The Burnett School of Medicine (formerly TCU and UNTHSC School of Medicine) is the graduate medical school of Texas Christian University (TCU) located in Fort Worth, Texas. The school welcomed its first class of 60 students in July 2019.

History 
In July 2015, TCU and the University of North Texas Health Science Center at Fort Worth (UNTHSC) announced their plans to jointly open an allopathic medical school in Fort Worth. The school received preliminary accreditation from the Liaison Committee on Medical Education in October 2018 and welcomed its first class of 60 students in July 2019. TCU maintained accredited as the degree-granting institution, with faculty and staff employed by the university, while under joint operation and governance with UNTHSC on the university's campus. For the 2020-2021 application cycle there were 8,190 applications for 60 seats.

On January 12, 2022, TCU and UNTHSC announced the end of their joint partnership, with TCU solely responsible for the operation and governance of the renamed TCU School of Medicine.

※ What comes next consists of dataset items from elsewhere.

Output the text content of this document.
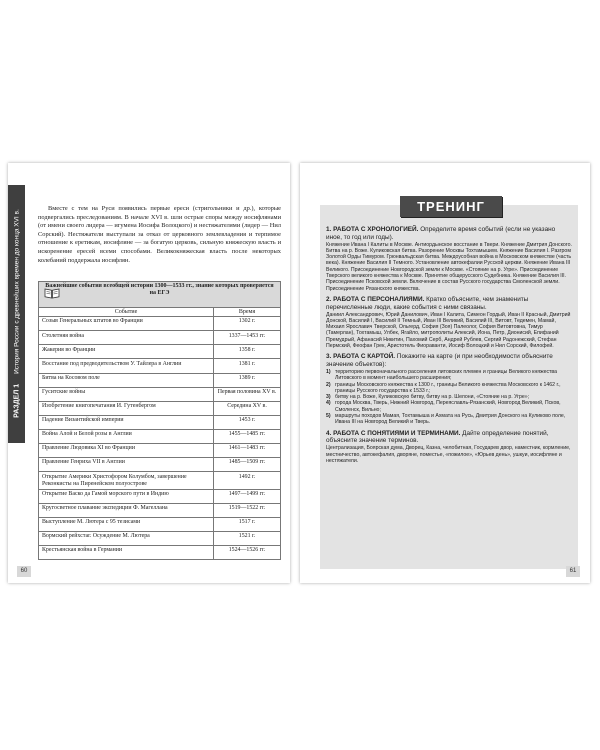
РАЗДЕЛ 1История России с древнейших времен до конца XVI в.

Вместе с тем на Руси появились первые ереси (стригольники и др.), которые подвергались преследованиям. В начале XVI в. шли острые споры между иосифлянами (от имени своего лидера — игумена Иосифа Волоцкого) и нестяжателями (лидер — Нил Сорский). Нестяжатели выступали за отказ от церковного землевладения и терпимое отношение к еретикам, иосифляне — за богатую церковь, сильную княжескую власть и искоренение ересей всеми способами. Великокняжеская власть после некоторых колебаний поддержала иосифлян.

Важнейшие события всеобщей истории 1300—1533 гг., знание которых проверяется на ЕГЭ	
Событие	Время
Созыв Генеральных штатов во Франции	1302 г.
Столетняя война	1337—1453 гг.
Жакерия во Франции	1358 г.
Восстание под предводительством У. Тайлера в Англии	1381 г.
Битва на Косовом поле	1389 г.
Гуситские войны	Первая половина XV в.
Изобретение книгопечатания И. Гутенбергом	Середина XV в.
Падение Византийской империи	1453 г.
Война Алой и Белой розы в Англии	1455—1485 гг.
Правление Людовика XI во Франции	1461—1483 гг.
Правление Генриха VII в Англии	1485—1509 гг.
Открытие Америки Христофором Колумбом, завершение Реконкисты на Пиренейском полуострове	1492 г.
Открытие Васко да Гамой морского пути в Индию	1497—1499 гг.
Кругосветное плавание экспедиции Ф. Магеллана	1519—1522 гг.
Выступление М. Лютера с 95 тезисами	1517 г.
Вормский рейхстаг. Осуждение М. Лютера	1521 г.
Крестьянская война в Германии	1524—1526 гг.
60
ТРЕНИНГ
1. РАБОТА С ХРОНОЛОГИЕЙ. Определите время событий (если не указано иное, то год или годы).
Княжение Ивана I Калиты в Москве. Антиордынское восстание в Твери. Княжение Дмитрия Донского. Битва на р. Воже. Куликовская битва. Разорение Москвы Тохтамышем. Княжение Василия I. Разгром Золотой Орды Тимуром. Грюнвальдская битва. Междоусобная война в Московском княжестве (часть века). Княжение Василия II Темного. Установление автокефалии Русской церкви. Княжение Ивана III Великого. Присоединение Новгородской земли к Москве. «Стояние на р. Угре». Присоединение Тверского великого княжества к Москве. Принятие общерусского Судебника. Княжение Василия III. Присоединение Псковской земли. Включение в состав Русского государства Смоленской земли. Присоединение Рязанского княжества.
2. РАБОТА С ПЕРСОНАЛИЯМИ. Кратко объясните, чем знамениты перечисленные люди, какие события с ними связаны.
Даниил Александрович, Юрий Данилович, Иван I Калита, Симеон Гордый, Иван II Красный, Дмитрий Донской, Василий I, Василий II Темный, Иван III Великий, Василий III, Витовт, Тедемен, Мамай, Михаил Ярославич Тверской, Ольгерд, София (Зоя) Палеолог, София Витовтовна, Тимур (Тамерлан), Тохтамыш, Улбек, Ягайло, митрополиты Алексий, Иона, Петр, Дионисий, Епифаний Премудрый, Афанасий Никитин, Пахомий Серб, Андрей Рублев, Сергий Радонежский, Стефан Пермский, Феофан Грек, Аристотель Фиораванти, Иосиф Волоцкий и Нил Сорский, Филофей.
3. РАБОТА С КАРТОЙ. Покажите на карте (и при необходимости объясните значение объектов):
1) территорию первоначального расселения литовских племен и границы Великого княжества Литовского в момент наибольшего расширения;
2) границы Московского княжества к 1300 г., границы Великого княжества Московского к 1462 г., границы Русского государства к 1533 г.;
3) битву на р. Воже, Куликовскую битву, битву на р. Шелони, «Стояние на р. Угре»;
4) города Москва, Тверь, Нижний Новгород, Переяславль-Рязанский, Новгород Великий, Псков, Смоленск, Вильно;
5) маршруты походов Мамая, Тохтамыша и Ахмата на Русь, Дмитрия Донского на Куликово поле, Ивана III на Новгород Великий и Тверь.
4. РАБОТА С ПОНЯТИЯМИ И ТЕРМИНАМИ. Дайте определение понятий, объясните значение терминов.
Централизация, Боярская дума, Дворец, Казна, челобитная, Государев двор, наместник, кормление, местничество, автокефалия, дворяне, поместье, «пожилое», «Юрьев день», ушкуи, иосифляне и нестяжатели.
61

UNTHSC will continue to operate the separate Texas College of Osteopathic Medicine on their Fort Worth campus.

Teaching Facilities 
The school's primary education and research facilities are currently located on the 33-acre UNTHSC campus in the Fort Worth Cultural District, located 3 miles south of the TCU campus. In February of 2022, TCU announced it had acquired land in the medical innovation district of Fort Worth's Near Southside neighborhood, with plans to complete a new 4-story, approximately 100,000 square foot full medical school campus in 2024.

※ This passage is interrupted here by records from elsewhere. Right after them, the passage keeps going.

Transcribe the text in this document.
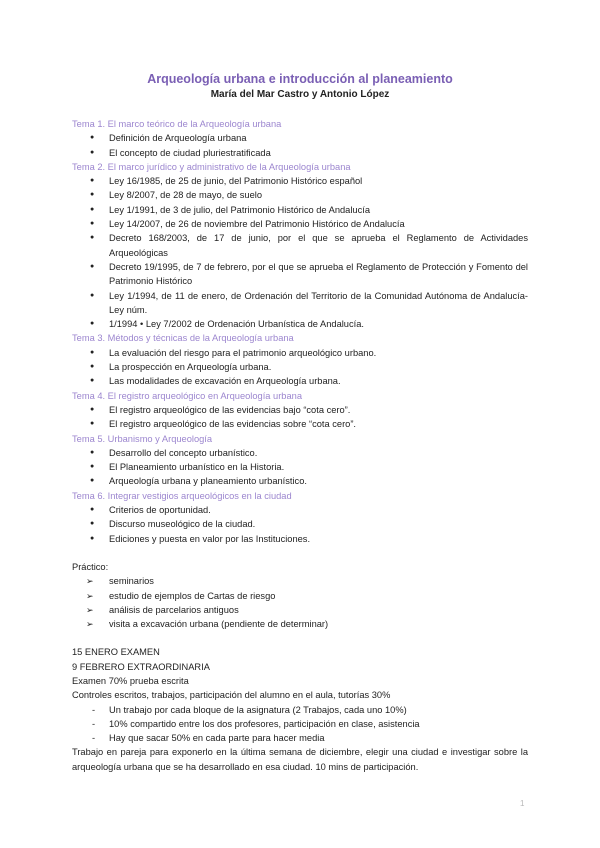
Arqueología urbana e introducción al planeamiento
María del Mar Castro y Antonio López

Tema 1. El marco teórico de la Arqueología urbana

● Definición de Arqueología urbana
● El concepto de ciudad pluriestratificada

Tema 2. El marco jurídico y administrativo de la Arqueología urbana

● Ley 16/1985, de 25 de junio, del Patrimonio Histórico español
● Ley 8/2007, de 28 de mayo, de suelo
● Ley 1/1991, de 3 de julio, del Patrimonio Histórico de Andalucía
● Ley 14/2007, de 26 de noviembre del Patrimonio Histórico de Andalucía
● Decreto 168/2003, de 17 de junio, por el que se aprueba el Reglamento de Actividades Arqueológicas
● Decreto 19/1995, de 7 de febrero, por el que se aprueba el Reglamento de Protección y Fomento del Patrimonio Histórico
● Ley 1/1994, de 11 de enero, de Ordenación del Territorio de la Comunidad Autónoma de Andalucía- Ley núm.
● 1/1994 • Ley 7/2002 de Ordenación Urbanística de Andalucía.

Tema 3. Métodos y técnicas de la Arqueología urbana

● La evaluación del riesgo para el patrimonio arqueológico urbano.
● La prospección en Arqueología urbana.
● Las modalidades de excavación en Arqueología urbana.

Tema 4. El registro arqueológico en Arqueología urbana

● El registro arqueológico de las evidencias bajo “cota cero”.
● El registro arqueológico de las evidencias sobre “cota cero”.

Tema 5. Urbanismo y Arqueología

● Desarrollo del concepto urbanístico.
● El Planeamiento urbanístico en la Historia.
● Arqueología urbana y planeamiento urbanístico.

Tema 6. Integrar vestigios arqueológicos en la ciudad

● Criterios de oportunidad.
● Discurso museológico de la ciudad.
● Ediciones y puesta en valor por las Instituciones.

Práctico:

➢ seminarios
➢ estudio de ejemplos de Cartas de riesgo
➢ análisis de parcelarios antiguos
➢ visita a excavación urbana (pendiente de determinar)

15 ENERO EXAMEN

9 FEBRERO EXTRAORDINARIA

Examen 70% prueba escrita

Controles escritos, trabajos, participación del alumno en el aula, tutorías 30%

- Un trabajo por cada bloque de la asignatura (2 Trabajos, cada uno 10%)
- 10% compartido entre los dos profesores, participación en clase, asistencia
- Hay que sacar 50% en cada parte para hacer media

Trabajo en pareja para exponerlo en la última semana de diciembre, elegir una ciudad e investigar sobre la arqueología urbana que se ha desarrollado en esa ciudad. 10 mins de participación.

1
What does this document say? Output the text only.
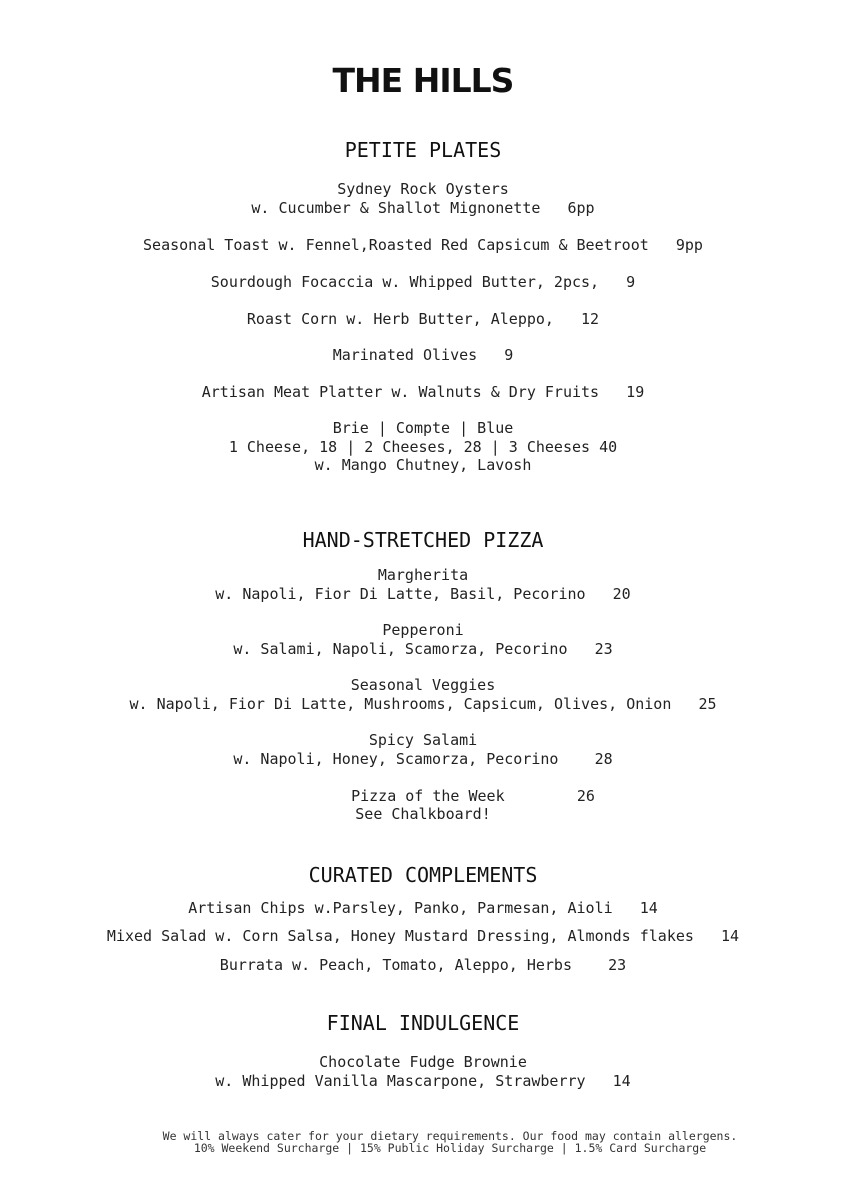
THE HILLS
PETITE PLATES
Sydney Rock Oysters
w. Cucumber & Shallot Mignonette   6pp
Seasonal Toast w. Fennel,Roasted Red Capsicum & Beetroot   9pp
Sourdough Focaccia w. Whipped Butter, 2pcs,   9
Roast Corn w. Herb Butter, Aleppo,   12
Marinated Olives   9
Artisan Meat Platter w. Walnuts & Dry Fruits   19
Brie | Compte | Blue
1 Cheese, 18 | 2 Cheeses, 28 | 3 Cheeses 40
w. Mango Chutney, Lavosh
HAND-STRETCHED PIZZA
Margherita
w. Napoli, Fior Di Latte, Basil, Pecorino   20
Pepperoni
w. Salami, Napoli, Scamorza, Pecorino   23
Seasonal Veggies
w. Napoli, Fior Di Latte, Mushrooms, Capsicum, Olives, Onion   25
Spicy Salami
w. Napoli, Honey, Scamorza, Pecorino    28
Pizza of the Week        26
See Chalkboard!
CURATED COMPLEMENTS
Artisan Chips w.Parsley, Panko, Parmesan, Aioli   14
Mixed Salad w. Corn Salsa, Honey Mustard Dressing, Almonds flakes   14
Burrata w. Peach, Tomato, Aleppo, Herbs    23
FINAL INDULGENCE
Chocolate Fudge Brownie
w. Whipped Vanilla Mascarpone, Strawberry   14
We will always cater for your dietary requirements. Our food may contain allergens.
10% Weekend Surcharge | 15% Public Holiday Surcharge | 1.5% Card Surcharge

The TCU School of Medicine has clinical partnerships with Baylor Scott & White All Saints Medical Center, Baylor Scott & White – Grapevine, Baylor Surgical Hospital at Fort Worth, Cook Children's Health Care System, JPS Health Network, Texas Health Harris Methodist Hospital Alliance Texas Health Fort Worth, and Texas Health Harris Methodist Hospital Southwest Fort Worth.